All this does also raise the question of independence or neutrality on the part of experts, leading us to wonder when the Court might appoint its own experts rather than relying only on party-appointed experts. This possibility is discussed in Caroline E. Foster “New Clothes for the Emperor? Consultation of Experts by the International Court of Justice” 4(3) Journal of International Dispute Settlement 2013. To date, the Court’s preference has been to rely on adversarial techniques to draw out significant scientific points. This will be assisted when a court or tribunal engages actively in the scientific dimensions of a case. The multiple questions asked of parties by Members of the Court in the case of Whaling in the Antarctic may mark a transition to a more interactive approach to the reception of expert evidence, even if the Court does not go so far as to appoint its own experts under Article 50 of the Statute.

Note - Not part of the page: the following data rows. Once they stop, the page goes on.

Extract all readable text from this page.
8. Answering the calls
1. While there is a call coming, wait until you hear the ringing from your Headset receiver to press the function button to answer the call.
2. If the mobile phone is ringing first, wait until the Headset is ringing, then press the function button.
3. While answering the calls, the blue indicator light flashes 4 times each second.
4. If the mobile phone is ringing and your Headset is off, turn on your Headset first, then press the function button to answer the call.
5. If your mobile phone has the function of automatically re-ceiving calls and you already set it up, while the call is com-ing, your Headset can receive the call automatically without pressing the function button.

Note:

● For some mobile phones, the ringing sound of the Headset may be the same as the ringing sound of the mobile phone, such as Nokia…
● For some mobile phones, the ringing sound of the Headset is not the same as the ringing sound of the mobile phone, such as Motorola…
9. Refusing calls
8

Juan A. Yanez-Barnuevo says

October 22, 2013

There have also been examination and cross-examination of witnesses and experts in two recent ITLOS cases: the MV Louisa (St. Vincent and the Grenadines v. Spain) and the MV Virginia G (Panama v. Guinea Bissau). Interestingly enough, in those proceedings you find not just lawyers from Anglo-Saxon countries as in most other cases already mentioned, but also lawyers from Iberian countries (Spain and Portugal).